No decision has yet been made as to the fate of his colorful pink and salmon remains. Typically, animals that die at the Brookfield are buried or cremated. But sometimes extraordinary specimens are preserved, and Cookie the Cockatoo might end up in the Field Museum collection.

“We’re still looking into that,” said Snyder.

Despite his cantankerousness, Cookie was loved. “There’s a lot of mourning in the department that cared for him,” said Snyder. “Cookie has been at the zoo longer than any of us working here.
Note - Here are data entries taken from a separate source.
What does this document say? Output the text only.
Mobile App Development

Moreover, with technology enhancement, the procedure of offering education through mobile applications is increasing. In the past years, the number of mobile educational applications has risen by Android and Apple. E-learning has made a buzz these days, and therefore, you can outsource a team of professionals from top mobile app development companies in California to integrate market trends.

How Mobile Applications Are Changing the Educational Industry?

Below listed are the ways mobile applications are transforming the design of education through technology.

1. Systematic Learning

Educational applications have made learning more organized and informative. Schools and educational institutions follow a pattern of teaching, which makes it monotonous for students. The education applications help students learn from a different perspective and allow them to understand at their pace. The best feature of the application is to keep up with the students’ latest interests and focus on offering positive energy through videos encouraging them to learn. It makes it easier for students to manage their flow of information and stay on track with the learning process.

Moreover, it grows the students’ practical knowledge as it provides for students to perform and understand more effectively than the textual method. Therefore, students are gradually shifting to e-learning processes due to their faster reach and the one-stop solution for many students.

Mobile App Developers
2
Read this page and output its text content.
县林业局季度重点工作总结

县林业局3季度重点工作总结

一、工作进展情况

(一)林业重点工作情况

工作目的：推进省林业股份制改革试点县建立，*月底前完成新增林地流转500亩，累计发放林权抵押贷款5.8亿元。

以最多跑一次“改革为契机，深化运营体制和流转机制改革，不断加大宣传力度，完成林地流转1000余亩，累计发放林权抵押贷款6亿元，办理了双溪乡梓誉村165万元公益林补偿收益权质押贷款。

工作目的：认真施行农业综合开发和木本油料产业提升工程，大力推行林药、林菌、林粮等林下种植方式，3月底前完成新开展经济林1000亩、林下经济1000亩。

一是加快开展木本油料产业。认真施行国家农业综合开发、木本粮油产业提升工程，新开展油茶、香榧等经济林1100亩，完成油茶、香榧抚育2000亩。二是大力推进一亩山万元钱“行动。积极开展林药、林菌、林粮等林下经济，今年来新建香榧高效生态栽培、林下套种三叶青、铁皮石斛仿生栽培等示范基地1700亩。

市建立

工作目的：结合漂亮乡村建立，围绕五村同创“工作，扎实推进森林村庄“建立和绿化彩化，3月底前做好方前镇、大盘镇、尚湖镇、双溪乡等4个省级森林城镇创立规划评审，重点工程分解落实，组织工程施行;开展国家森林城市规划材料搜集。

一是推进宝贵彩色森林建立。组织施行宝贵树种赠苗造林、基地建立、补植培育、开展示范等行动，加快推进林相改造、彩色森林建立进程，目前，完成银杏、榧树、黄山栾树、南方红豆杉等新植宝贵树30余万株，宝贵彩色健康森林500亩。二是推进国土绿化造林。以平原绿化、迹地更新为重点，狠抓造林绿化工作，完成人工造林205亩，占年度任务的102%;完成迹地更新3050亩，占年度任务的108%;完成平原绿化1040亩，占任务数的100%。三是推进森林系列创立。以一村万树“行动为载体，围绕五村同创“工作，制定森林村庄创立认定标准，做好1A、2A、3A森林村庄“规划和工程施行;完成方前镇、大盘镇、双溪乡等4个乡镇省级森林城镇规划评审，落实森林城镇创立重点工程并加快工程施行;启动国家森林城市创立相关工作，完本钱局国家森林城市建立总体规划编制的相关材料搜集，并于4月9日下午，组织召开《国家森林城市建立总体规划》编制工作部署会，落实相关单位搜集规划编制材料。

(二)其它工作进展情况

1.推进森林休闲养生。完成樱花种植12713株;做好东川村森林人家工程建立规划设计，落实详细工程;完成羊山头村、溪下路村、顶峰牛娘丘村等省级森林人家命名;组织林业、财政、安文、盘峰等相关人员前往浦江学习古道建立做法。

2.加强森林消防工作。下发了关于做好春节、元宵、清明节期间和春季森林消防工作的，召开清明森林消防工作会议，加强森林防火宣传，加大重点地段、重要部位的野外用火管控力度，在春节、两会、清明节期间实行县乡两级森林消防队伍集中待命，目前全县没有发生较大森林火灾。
He’s seen a lot of people through their careers. If he could talk, he would have some amazing stories to tell.”

He actually could talk. Some of his trademark lines were “Peek-a-boo” and “Quit your screaming.” But not the type of talking Snyder was referring to, and lately Cookie only made “cute happy noises,” particularly when he received his daily taboo treat of two peanuts, unsalted, in the shell.